Justis Huni 1-0  has made history by winning the Australian heavyweight title from reigning champion Faiga ‘Django’ Opelu 13-2-1  in his professional debut at Fortitude Music Hall in Brisbane, Australia on Thursday night.
The 21-year-old amateur star dominated the fight until the champion’s corner threw in the towel at the 1:21 mark of the seventh-round to prevent their man from suffering a further beating. It was the first time Opelu has been stopped in his 16-fight pro career.
Huni, who won bronze at the World Championships last year and is considered among the gold medal favorites at the Tokyo Olympics, made the decision to turn pro while waiting for the Games to be rescheduled. Boxers with less than 10 pro fights can still qualify for the Olympics.
Speaking after the fight, Huni said his international experience in the amateurs helped him during the fight.
“I fought on an international level in amateur ranks so I’m pretty used to fighting in front of a big crowd. It just came natural,” he said.
“I got the W, that’s all that matters, so I’m thankful.”
Huni got off to a fast start, ripping in left hooks to the body and lightning-fast lead right hands. By the third round he was switch-hitting with ease and mixing in some nice uppercuts to his varied attack.
During the mid-rounds Huni looked to be breathing heavily but if there were any doubts about his conditioning, they were put to bed in a dominant sixth round.
Huni continued to apply the pressure in the seventh and was clearly finishing the stronger of the two when the fight was stopped.
“To be here, to be able to fight for the Australian title on debut, I couldn’t have done it without my team and my sponsors. I want to thank ‘Django’ and his team for this opportunity,” Huni said.
“We trained for this, we trained very hard for this so we’re ready for whatever.”
In the main event world-ranked cruiserweight Jai Opetaia 20-0 (16) won his rematch with Ben Kelleher 13-2-2 (4) by sixth-round knockout in their 10-round fight.
The 25-year-old southpaw was in control throughout the bout and had Kelleher reeling from a combination when the referee stopped the fight at the 1:50 mark.
There is already talk of a fight between Opetaia and Huni in the future.
“When that fight does happen, it will be the biggest fight in Australia,” Opetaia said. “I reckon me and this guy can create history.
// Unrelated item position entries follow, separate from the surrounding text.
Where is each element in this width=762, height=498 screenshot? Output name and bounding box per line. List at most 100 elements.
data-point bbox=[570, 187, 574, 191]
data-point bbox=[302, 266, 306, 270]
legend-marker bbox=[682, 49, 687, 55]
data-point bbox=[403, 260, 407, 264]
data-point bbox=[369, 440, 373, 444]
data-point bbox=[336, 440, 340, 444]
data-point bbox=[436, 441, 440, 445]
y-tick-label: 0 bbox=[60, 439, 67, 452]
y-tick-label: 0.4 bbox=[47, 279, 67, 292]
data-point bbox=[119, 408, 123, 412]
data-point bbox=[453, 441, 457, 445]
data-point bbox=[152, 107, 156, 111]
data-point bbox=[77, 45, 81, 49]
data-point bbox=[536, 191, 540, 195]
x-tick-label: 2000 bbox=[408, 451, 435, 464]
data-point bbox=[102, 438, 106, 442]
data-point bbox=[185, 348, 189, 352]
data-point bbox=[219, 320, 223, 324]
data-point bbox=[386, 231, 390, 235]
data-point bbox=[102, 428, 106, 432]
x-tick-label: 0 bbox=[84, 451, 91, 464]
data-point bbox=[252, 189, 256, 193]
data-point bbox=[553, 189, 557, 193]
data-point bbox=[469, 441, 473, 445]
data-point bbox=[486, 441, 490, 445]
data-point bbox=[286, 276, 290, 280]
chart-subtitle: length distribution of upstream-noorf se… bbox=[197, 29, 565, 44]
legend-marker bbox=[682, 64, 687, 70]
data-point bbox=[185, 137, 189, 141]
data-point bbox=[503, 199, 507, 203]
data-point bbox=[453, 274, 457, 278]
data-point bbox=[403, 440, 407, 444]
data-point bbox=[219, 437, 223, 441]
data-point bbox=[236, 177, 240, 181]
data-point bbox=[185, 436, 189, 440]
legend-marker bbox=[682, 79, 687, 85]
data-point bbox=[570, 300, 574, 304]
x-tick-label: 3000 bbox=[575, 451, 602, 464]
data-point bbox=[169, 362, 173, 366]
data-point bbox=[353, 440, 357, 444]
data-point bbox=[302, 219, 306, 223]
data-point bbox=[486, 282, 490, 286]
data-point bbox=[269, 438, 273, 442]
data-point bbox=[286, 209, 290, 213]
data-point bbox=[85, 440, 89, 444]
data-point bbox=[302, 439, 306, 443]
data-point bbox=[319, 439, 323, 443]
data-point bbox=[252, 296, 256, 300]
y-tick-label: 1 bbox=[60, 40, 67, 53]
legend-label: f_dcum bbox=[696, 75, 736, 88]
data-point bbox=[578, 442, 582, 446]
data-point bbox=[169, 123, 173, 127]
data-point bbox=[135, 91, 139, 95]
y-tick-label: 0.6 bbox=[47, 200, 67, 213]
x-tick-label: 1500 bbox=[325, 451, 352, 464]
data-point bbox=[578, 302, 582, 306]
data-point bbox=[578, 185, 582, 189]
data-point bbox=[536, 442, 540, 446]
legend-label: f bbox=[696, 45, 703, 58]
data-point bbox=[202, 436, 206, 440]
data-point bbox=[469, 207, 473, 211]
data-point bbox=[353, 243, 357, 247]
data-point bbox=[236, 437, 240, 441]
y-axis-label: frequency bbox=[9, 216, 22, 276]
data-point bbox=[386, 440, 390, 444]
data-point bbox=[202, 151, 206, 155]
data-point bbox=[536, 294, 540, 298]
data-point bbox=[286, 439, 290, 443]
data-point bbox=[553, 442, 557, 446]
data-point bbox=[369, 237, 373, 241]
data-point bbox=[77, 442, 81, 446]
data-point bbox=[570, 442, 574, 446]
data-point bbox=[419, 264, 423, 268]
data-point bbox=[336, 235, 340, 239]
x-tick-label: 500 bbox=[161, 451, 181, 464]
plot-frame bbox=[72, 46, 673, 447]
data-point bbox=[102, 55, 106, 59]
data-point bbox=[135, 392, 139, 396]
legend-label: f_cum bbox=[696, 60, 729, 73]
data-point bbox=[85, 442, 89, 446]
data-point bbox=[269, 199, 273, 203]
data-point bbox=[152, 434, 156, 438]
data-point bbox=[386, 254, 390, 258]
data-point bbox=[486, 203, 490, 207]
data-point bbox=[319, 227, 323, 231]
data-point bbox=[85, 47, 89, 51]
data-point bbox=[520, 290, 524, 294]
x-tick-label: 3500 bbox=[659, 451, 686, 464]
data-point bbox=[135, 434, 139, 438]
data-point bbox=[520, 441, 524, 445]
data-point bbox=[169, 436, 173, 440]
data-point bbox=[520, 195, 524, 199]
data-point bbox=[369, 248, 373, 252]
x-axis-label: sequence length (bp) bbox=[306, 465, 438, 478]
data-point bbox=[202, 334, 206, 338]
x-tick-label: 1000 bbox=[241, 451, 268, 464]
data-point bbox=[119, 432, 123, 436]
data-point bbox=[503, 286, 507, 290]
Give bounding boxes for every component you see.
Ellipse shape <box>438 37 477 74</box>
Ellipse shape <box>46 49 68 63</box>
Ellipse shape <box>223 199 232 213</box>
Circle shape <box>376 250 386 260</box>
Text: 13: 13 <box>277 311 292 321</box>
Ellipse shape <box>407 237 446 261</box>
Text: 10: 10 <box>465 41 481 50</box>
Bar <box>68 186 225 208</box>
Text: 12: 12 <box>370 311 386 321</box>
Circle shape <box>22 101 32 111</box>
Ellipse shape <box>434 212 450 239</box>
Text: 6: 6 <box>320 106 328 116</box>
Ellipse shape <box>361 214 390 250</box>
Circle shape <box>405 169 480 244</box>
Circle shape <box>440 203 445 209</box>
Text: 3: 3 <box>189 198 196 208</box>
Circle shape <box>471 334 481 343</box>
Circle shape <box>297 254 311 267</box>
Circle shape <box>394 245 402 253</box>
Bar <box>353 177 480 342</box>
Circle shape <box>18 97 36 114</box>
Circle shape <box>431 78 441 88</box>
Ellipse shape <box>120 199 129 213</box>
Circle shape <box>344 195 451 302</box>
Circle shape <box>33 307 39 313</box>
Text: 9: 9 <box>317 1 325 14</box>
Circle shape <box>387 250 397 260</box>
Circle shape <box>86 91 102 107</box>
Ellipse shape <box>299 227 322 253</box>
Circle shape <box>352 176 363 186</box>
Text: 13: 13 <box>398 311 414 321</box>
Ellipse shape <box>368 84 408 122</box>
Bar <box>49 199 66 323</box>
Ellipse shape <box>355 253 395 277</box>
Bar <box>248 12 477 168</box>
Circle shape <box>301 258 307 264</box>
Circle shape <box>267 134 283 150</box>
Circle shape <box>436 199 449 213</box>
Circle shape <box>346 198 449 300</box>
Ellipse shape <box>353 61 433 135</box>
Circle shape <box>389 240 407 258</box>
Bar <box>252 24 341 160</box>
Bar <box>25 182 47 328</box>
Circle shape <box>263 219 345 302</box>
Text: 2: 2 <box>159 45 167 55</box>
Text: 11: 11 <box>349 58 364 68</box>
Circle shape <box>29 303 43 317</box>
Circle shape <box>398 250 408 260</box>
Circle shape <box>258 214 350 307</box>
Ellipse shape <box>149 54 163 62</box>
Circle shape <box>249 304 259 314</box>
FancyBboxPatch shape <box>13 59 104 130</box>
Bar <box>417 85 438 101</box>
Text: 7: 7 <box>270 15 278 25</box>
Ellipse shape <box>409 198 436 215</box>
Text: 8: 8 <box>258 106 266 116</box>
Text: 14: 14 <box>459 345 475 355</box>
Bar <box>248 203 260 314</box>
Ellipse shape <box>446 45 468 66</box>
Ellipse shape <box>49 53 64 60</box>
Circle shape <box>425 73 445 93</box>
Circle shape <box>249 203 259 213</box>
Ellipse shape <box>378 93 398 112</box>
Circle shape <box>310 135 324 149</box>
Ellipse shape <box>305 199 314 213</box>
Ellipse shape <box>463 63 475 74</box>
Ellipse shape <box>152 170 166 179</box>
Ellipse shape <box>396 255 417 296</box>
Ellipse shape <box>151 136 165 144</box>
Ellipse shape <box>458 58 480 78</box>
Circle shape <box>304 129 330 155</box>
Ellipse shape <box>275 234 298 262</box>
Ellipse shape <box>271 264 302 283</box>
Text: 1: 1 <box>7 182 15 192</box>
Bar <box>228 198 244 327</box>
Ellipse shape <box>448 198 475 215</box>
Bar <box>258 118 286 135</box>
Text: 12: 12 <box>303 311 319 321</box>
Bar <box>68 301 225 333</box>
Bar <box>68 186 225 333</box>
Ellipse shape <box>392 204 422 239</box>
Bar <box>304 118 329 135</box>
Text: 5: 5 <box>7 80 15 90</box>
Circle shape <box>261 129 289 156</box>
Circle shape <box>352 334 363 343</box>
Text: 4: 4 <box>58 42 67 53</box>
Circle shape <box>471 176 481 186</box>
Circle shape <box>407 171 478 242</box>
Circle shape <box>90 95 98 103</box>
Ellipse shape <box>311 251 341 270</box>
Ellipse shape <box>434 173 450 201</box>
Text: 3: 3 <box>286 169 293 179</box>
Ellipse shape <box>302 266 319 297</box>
“But in saying that, I’ve got a lot of boxes to tick in the cruiserweight division first, and he’s got a lot of boxes to tick in the heavyweight division.
“We’ve still got a big journey ahead of us before that fight does happen, but it’s awesome we get to make history together.”
On the undercard Miles Zalewski 7-1 (5) claimed the vacant Queensland state lightweight title with a sixth-round stoppage of Kyle ‘La Legionnaire’ Freidberg 6-2 (3). The fight featured great two-way action early on but Zalewski began to take the upper hand by the mid-rounds. Freidberg’s trainer Chris McCullen advised his fighter at the end of the fifth that he needed to show him something or he would stop the fight. The towel came in at the 2:00 mark.
Junior middleweight Ben Mahoney 10-0 (6) stopped Benjamin Hussain 2-1 (2) at the end of the sixth round of their eight-round fight on the advice of the ringside physician. Hussain clearly had a broken jaw from early on in the fight and the doctor eventually intervened to advise referee Phillip Holiday to stop the fight.
In the opening bout of the broadcast former amateur standout Clay ‘The Weapon’ Waterman 2-0 (2) had to climb off the canvas twice in the first round to stop big-hitting Dane Mulivai 6-6 (6) at 2:56 of the opening frames. All three knockdowns came courtesy of left hooks.